Anyone can play good cards, but it’s really about playing bad cards well.
When the shit really hits the fan in an endurance event or, indeed, in your life, that’s where one becomes the metaphor for the other. It’s about how you react.
That is where the rubber really meets the road. It’s the place inside you where the emotions are coming at you full steam, but you have enough awareness not to allow them to overpower your deeper intelligence.
We think our intelligence is in our mind, bound by what we can remember and retain, but it’s not true. The safety of real intelligence is governed by the level of our awareness.
That requires that you allow yourself to fully feel those emotions without the weight of the stories that you think are causing them. The second you go into a story is the second you disconnect from your awareness and your true intellect.
Following that story is a slippery slope that can cause us to descend Into anarchy. Try to negotiate an intense time in either performance or life in a state of anarchy and see how you get on.

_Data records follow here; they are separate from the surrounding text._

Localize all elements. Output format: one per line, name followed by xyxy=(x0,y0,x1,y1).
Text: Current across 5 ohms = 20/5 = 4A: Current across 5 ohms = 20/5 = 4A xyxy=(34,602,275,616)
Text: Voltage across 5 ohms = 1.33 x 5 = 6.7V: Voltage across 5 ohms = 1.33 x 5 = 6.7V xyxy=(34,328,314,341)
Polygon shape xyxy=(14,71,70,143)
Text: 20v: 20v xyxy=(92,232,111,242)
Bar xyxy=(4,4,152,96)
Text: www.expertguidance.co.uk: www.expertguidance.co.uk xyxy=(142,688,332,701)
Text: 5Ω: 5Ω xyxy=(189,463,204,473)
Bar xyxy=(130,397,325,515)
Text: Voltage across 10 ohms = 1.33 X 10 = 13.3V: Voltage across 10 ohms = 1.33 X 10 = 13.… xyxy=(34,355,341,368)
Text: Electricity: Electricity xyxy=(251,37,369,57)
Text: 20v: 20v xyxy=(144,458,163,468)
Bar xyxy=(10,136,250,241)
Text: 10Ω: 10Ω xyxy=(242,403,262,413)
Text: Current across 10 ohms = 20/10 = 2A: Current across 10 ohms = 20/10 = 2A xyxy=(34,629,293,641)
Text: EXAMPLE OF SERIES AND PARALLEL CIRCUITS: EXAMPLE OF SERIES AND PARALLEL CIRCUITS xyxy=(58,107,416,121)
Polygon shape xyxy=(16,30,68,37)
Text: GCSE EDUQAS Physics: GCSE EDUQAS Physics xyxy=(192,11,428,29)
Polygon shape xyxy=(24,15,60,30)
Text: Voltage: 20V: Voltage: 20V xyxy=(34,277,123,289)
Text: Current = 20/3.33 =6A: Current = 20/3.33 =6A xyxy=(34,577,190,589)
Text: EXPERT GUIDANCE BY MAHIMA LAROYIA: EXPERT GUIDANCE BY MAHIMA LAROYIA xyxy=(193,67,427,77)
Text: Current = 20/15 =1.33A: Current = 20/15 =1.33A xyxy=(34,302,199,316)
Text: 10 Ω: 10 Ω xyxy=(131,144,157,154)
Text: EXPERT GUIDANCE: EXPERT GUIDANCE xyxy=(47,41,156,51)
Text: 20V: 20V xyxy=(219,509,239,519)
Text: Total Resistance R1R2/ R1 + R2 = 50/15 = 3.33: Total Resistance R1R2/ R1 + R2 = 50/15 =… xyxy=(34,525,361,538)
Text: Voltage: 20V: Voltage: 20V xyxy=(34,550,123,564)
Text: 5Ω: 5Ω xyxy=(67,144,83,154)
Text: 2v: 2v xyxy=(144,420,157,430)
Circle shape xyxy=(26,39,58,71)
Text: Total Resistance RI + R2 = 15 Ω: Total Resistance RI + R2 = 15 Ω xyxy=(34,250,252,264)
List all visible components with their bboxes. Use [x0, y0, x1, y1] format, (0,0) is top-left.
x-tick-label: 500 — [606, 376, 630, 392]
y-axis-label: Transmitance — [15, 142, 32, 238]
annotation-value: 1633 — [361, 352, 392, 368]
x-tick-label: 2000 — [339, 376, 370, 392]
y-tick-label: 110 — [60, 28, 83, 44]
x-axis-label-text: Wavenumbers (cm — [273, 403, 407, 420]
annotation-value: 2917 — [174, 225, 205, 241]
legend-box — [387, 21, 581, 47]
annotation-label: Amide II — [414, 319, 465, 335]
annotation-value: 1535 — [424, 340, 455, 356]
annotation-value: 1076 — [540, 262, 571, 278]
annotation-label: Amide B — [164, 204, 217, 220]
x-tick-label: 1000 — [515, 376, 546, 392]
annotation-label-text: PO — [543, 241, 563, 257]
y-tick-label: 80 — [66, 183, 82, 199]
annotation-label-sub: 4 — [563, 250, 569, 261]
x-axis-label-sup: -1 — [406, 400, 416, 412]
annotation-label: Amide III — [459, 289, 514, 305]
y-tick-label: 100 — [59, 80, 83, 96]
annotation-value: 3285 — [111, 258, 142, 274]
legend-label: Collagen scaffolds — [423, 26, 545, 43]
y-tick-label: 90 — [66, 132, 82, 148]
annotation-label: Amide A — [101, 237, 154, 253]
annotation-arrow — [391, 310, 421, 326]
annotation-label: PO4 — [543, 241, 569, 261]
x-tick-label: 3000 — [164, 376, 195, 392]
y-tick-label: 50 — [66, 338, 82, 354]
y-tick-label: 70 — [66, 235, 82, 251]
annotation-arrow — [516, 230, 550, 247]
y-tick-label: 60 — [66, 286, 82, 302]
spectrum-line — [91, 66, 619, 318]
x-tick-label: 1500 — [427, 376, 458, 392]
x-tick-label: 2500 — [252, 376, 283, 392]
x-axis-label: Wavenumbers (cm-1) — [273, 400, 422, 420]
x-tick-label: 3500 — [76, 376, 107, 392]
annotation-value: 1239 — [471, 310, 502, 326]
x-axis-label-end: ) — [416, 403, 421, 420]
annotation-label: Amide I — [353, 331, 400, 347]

We are in more danger than we think when we follow the story. We follow the story because it moves us away from the pain that we are feeling inside us. It’s an old, outdated protection mechanism.
The pain is OK if it’s felt and acknowledged. It’s a safer option to stay with that, and it becomes a marvellous teacher.
Staying in the story kills some people when the anarchy behind that story causes the complete breakdown of the intellect that is grounded in what is here now. Take it from me, I’ve sailed close enough to that wind.
We all create a story about our painful experiences, to get away from it. The shadows in that story (not the pain) haunt our waking hours and our sleep, they divorce us from what is here now and disconnect us from our own instinctual power.
Nobody does it to us, we do it to ourselves.
Accept the pain. In the end, you really will have no other option.
Stop chasing shadows, just enjoy the ride.